Penny Mancala and Music Mancala

    The original purpose of this project was to learn how to import and manipulate images in NetBeans.  This was not my first Java project—previously I had programmed some astronomical algorithms and a Sudoku solver, and a few odds and ends.

    My programming idea was to substitute pennies for pebbles in the game of Mancala .  I called the variation ‘Penny Mancala’ or ‘Pencala’ for short.  The graphical user interface would represent the numbers of pebbles in each pit as combinations of coins, like pocket change.

    At first I was going to compute coin combinations programmatically and overlay images, but Photoshop was more expedient.  Here is how images are read into the program.  (The .png format was used because it supports transparency.)

    // Scoring pit images
    for (int i=0; i < 35; i += 1) {
        scoreImage[i] = ImageIO.read(PencalaView.class.getResourceAsStream("/images/" + prefix + "s" + Integer.toString(i) + ".png"));
    }

    The variable prefix identifies the class of images (e.g. coins) to load into the image array and the constant “s” identifies the image as belonging to a scoring pit.  A similar but shorter loop loads playing pit images.

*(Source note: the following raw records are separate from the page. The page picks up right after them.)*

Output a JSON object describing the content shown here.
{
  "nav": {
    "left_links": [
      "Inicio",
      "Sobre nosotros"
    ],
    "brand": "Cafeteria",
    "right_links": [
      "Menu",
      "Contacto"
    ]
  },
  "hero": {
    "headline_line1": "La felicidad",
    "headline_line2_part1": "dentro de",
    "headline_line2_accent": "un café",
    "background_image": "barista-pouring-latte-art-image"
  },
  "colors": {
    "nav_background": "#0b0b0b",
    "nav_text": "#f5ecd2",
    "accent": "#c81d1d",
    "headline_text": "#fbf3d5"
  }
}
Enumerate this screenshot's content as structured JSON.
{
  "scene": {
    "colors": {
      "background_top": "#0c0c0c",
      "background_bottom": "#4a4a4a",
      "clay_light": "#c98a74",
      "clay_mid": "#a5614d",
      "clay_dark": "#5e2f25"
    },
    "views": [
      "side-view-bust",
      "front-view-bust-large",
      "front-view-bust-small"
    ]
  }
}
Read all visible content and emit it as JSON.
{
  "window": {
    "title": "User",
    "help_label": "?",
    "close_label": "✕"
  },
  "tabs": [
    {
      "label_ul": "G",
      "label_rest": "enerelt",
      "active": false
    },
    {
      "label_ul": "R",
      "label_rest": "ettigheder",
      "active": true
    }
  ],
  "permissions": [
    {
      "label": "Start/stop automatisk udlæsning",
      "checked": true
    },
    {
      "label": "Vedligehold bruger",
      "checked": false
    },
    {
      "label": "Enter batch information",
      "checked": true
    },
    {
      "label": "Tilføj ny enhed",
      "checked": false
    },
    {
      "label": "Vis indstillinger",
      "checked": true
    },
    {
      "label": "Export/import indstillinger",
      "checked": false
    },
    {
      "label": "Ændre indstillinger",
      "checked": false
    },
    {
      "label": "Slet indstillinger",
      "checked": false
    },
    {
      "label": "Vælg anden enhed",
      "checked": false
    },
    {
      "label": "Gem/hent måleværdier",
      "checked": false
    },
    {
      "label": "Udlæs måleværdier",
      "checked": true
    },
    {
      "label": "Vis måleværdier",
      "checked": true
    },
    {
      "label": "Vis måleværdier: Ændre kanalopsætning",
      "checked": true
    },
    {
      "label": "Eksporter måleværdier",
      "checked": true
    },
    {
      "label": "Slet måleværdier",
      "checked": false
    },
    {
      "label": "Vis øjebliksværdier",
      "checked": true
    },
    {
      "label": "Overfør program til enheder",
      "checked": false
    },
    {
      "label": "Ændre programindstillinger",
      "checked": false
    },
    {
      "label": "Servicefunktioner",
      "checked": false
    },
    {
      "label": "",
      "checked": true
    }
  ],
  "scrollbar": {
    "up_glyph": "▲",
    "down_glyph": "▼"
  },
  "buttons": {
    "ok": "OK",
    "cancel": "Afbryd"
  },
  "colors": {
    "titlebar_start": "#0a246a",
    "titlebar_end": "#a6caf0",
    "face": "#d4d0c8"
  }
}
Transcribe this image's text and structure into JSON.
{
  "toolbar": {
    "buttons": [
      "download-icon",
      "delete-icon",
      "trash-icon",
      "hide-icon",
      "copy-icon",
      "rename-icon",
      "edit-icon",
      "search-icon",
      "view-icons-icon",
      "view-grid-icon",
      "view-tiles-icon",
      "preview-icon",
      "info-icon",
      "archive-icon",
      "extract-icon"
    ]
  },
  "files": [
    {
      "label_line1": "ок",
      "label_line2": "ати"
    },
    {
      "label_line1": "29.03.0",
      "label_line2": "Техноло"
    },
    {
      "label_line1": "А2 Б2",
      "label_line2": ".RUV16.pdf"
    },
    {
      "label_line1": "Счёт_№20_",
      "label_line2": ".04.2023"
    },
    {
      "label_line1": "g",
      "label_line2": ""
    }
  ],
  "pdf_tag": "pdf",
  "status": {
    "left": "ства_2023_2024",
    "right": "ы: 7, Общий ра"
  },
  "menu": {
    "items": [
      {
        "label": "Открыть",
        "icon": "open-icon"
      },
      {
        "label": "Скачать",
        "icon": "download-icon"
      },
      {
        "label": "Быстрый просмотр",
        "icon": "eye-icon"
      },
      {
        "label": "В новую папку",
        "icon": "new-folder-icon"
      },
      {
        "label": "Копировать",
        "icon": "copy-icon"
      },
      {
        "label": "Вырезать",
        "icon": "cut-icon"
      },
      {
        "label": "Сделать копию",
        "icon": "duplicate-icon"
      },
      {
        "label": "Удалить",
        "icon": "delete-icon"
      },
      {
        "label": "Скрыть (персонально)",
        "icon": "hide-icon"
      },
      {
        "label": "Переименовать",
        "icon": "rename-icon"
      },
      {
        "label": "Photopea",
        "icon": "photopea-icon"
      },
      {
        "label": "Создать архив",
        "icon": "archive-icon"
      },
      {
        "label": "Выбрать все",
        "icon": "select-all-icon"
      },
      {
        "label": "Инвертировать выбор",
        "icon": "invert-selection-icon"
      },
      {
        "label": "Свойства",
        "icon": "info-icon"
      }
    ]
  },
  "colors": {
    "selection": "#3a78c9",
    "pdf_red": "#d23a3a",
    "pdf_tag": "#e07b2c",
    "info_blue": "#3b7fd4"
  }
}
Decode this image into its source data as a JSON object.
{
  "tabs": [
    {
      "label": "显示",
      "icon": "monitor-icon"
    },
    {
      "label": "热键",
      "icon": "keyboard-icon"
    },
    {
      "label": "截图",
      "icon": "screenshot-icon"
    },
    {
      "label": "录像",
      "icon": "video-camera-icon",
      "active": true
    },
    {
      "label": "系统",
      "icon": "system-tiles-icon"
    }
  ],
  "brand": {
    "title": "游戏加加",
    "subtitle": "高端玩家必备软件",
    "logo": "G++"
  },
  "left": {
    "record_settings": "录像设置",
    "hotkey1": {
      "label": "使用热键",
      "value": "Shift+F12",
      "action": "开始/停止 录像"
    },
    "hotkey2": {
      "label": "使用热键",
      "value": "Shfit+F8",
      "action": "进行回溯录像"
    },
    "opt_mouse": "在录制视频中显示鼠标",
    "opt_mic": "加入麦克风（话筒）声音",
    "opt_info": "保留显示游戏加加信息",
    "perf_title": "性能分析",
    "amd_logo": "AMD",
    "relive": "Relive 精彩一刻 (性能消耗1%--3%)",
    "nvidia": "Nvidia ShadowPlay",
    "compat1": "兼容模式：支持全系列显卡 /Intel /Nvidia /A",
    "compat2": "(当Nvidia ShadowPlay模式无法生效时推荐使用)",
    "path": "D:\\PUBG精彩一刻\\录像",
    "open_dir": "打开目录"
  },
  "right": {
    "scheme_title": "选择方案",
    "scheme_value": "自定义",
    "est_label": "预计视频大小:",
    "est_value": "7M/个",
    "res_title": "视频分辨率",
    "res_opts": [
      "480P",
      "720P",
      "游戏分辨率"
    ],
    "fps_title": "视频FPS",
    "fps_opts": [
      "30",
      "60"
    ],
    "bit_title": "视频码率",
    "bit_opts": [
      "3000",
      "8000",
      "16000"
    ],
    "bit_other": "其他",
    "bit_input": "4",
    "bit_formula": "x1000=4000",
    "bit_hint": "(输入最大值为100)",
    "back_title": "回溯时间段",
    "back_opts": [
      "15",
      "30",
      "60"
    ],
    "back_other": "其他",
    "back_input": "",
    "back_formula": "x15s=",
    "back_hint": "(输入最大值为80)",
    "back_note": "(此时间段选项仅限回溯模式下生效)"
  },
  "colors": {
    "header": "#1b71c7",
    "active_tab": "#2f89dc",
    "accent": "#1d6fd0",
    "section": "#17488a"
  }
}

    Strictly speaking, one trial is enough to demonstrate loading an image.  However, in addition to serving as an image exercise, this program evolved to become a fun exercise in other ways.  To make it work satisfactorily other programming problems had to be solved.

    To play a game with the computer program as opponent required devising a method for the program to choose a move.  Mancala differs from many games in that players have repeat turns, whenever a play ends in the scoring pit.  A turn is not complete until all repeat plays have been carried out.

    The method that I implemented for the program’s move selection is basically a look-ahead evaluation.  After the player completes a turn, the program generates a list of positions corresponding to all possible replies, when carried to their conclusion (repeat plays included).  This process is applied recursively to a given depth.

eval = -evalPositionList(oppList, depth - 1, constant);

    When the depth bottoms out or the game is over, each position is evaluated by counting values for each side (as if the deepest position were at the end of the game).

if ((depth == 0) || (gameOver(curPosition))) eval = evalTerminus(curPosition, constant);

    This value is trickled back.  Thus, the program chooses a move that results in the lowest value for the human player’s best reply, and so forth.

    Once all this was working with coin combinations represeting pit values, I thought of another unusual way of displaying Mancala pit values, namely the duration of music notes or rests.  Setting aside dotted notes and tuplets etc. the duration of music notes is a binary scheme.  A separate symbol is used for durations of 1, 2, 4, 8, and so forth, and (when dots are omitted) in-between values consist of combinations of these symbols.

    The most natural choice for duration=1 would be a quarter note (crotchet).  However, that choice would cause large values to require duration symbols that are rarely seen in printed music.  Therefore instead I made the value 1 correspond to the duration of an eighth note (quaver).

   
It is perhaps more mentally challenging to compute music durations than coin combinations from a visual representation.  However, the program does have an option to display values as numbers in addition to their visual representations.

Rest images and corresponding pit values

    The Windows program (executable jar) with supporting lib files and a .pdf help file may be downloaded as Pencala.zip.  To try out the game, after downloading and extracting files, create a shortcut to Pencala.jar.[1]


[1] Coin images were created in Photoshop from original photographs.  Combinations of notes and rests were made from on-line images of individual notes or rests.